21 P.2d 311 | Kan. | 1933
The opinion of the court was delivered by
This action was brought first in the city court of Wichita, by W. H. Stanley and J. W. McOscar against H. H. Blair and The Texas Company, to recover $800 alleged to have been advanced by plaintiffs to landowners as rentals on oil and gas
In the sale of the leases to Blair, the negotiations were carried on by Stanley with Blair, but it appears that J. W. McOscar had acquired a half interest with Stanley in the leases, and hence he was named as a plaintiff and is one of the appellants.
Negotiations were had for the sale of the leases in March, 1930. Blair was at Hugoton, near which the leased lands are situated, and Stanley resided in Wichita. Some negotiations were had over the telephone as to the leases, and on the following day Stanley went to Hugoton where they came to an agreement to sell the leases for $2.50 an acre, which was reduced to writing in the following terms:
“Purchase Agreement. The undersigned, W. H. Stanley, agrees to deliver to H. H. Blair, on or before the - day of -, 1930, valid oil and gas leases and assignments thereof to H. H. Blair, covering the following described acreage in Stevens county, Kansas, to wit: southwest quarter (S'W%) of section 6-34-35W, at $2.50; southwest quarter (SW%) of section 18-34-35W, at $2.50; south half (S%) of section 11-34-36W, at $2.50; northeast quarter (NE%) of section 17-35-35W, at $2.50. And it is hereby understood and agreed that certificates of title, statements of status of loans, and all other requirements necessary to complete title, are to be furnished with oil and gas leases and assignments, payment to be made upon approval of title by H. H. Blair. Providing W. H. Stanley can get leases out of banks which said banks are holding leases in escrow.
(Signed) W. H. Stanley.
Accepted (Signed): H. H. Blair, V. Kistler.”

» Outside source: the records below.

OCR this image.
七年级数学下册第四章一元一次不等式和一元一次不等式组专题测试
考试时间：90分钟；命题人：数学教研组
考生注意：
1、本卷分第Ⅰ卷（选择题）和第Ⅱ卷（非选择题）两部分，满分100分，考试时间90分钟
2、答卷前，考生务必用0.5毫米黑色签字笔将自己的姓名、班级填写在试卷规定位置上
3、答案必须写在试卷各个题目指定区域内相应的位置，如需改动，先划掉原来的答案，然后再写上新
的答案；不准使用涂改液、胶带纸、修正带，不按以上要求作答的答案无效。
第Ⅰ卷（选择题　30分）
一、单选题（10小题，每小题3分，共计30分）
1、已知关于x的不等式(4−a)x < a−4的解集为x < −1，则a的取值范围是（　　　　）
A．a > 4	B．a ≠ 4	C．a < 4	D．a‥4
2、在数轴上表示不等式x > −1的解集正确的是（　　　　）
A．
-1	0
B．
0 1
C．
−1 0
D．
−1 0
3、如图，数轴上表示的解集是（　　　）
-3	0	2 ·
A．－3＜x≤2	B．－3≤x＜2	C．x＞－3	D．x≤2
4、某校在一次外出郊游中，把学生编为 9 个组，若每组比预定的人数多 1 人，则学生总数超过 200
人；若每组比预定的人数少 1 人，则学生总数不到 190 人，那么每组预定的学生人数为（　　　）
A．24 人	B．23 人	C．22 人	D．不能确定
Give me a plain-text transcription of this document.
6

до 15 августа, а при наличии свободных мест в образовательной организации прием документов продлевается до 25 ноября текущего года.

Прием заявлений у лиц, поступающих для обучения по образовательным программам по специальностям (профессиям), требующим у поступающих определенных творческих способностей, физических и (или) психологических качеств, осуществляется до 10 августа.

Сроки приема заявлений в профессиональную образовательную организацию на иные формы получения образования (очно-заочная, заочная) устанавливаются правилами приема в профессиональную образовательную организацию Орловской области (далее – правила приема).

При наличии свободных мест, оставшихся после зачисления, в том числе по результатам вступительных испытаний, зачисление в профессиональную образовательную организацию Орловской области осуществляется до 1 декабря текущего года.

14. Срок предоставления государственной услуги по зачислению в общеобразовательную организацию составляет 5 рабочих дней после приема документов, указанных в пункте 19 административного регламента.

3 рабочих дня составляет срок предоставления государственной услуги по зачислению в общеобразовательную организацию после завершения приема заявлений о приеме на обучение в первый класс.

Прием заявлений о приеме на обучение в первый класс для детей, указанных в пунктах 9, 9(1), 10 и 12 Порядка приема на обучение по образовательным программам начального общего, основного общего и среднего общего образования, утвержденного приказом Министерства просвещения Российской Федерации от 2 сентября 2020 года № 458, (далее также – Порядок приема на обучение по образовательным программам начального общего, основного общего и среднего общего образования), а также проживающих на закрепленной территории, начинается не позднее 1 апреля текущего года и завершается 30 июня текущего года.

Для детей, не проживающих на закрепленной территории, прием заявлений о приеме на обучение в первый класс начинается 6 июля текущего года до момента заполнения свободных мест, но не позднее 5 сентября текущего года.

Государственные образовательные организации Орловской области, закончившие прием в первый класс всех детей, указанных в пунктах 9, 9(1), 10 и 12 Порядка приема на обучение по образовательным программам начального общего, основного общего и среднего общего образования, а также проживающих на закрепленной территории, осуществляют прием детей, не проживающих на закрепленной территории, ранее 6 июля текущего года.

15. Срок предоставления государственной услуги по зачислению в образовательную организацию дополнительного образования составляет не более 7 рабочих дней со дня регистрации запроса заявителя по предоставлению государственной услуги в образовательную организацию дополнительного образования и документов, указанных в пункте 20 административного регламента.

As to Blair there was some testimony to the effect that statements made by him subsequent to the contract might be interpreted as expressing a purpose to pay for the rentals but, as to that, it may be said there was no consideration therefor.
Plaintiffs also alleged in their petition that in order to get the leases out of escrow, it was agreed between the parties that plaintiffs should pay the rentals, and defendants would pay them or the property would be reassigned to plaintiffs. Whatever may have been said by the parties in the negotiations for the sale, the contract was put in writing and, it being definite and complete, parties cannot add to, alter or vary the terms of that instrument. The contract quoted was reasonably clear and complete. The terms as to the property sold and the consideration to be paid for it were contractual in their nature and are conclusive upon the parties. There was no attempt to reform the contract, nor was there any charge of fraud or mutual mistake in making the written contract. The attempt to show or recover a greater consideration was without force, in that it necessarily operated to vary the terms of the written agreement, and justified the court in sustaining the demurrer to plaintiffs’ evidence. The negotiations over the telephone were followed by the making of the written contract in which the parties embodied the conditions of the transaction. In a contract for the sale of property
“The pleaded oral contract of warranty, if made at the time the engine was ordered and purchased, was not good for the reason that it tended to vary the terms of the written contract. If the oral contract was made after the written order had been signed and after the engine had been purchased, it was not good because there was no consideration therefor, either pleaded or proved. (Citing cases.) Neither could the pleaded oral contract and agreement made at the time of the writing, dated November 9, 1915, be admitted to add to, alter, or vary the terms of that instrument.” (p. 709.)
In Hazelton v. Chaffin, 109 Kan. 175, 197 Pac. 870, it was said:
“Here the defense was a parol agreement at variance with the written contract. Such a defense is never permitted unless some species of fraud or mutual mistake is also pleaded and proved. Where there is neither plea nor proof of fraud or mutual mistake, it is conclusively presumed that the written contract contains the whole terms and the only terms of the contract; and a person who has thus obligated himself cannot defeat a recovery on such contract by parol evidence of matters at variance therewith. Were the rule otherwise the making of a written contract would be a vain and useless undertaking. This has always been the law in this state.” (p. 177.)
If there were any subsequent oral agreements by Blair as to the price to be paid for the leases, to uphold them it would be necessary to prove a consideration, and it is clear that no consideration was to be paid for the claimed agreements. In Tong v. McArthur, 121 Kan. 870, 250 Pac. 262, there was a sale of a barber shop, and the writing recited a specific consideration. It was claimed that the parties also had an oral contract to the effect that the defendant should not engage in business as a barber in the vicinity for a specified time. In holding that the alleged contract could not be proven, the court said, among other things :
“The writing between the parties, admitted at the opening statement to have been executed by defendant and received by plaintiff, says the entire consideration was given for the property sold as described in the writing. In the face of this writing it is not competent for plaintiff to show that this consideration also included compensation for ancillary parol agreements.” (p. 872.)
The judgment for defendants is affirmed.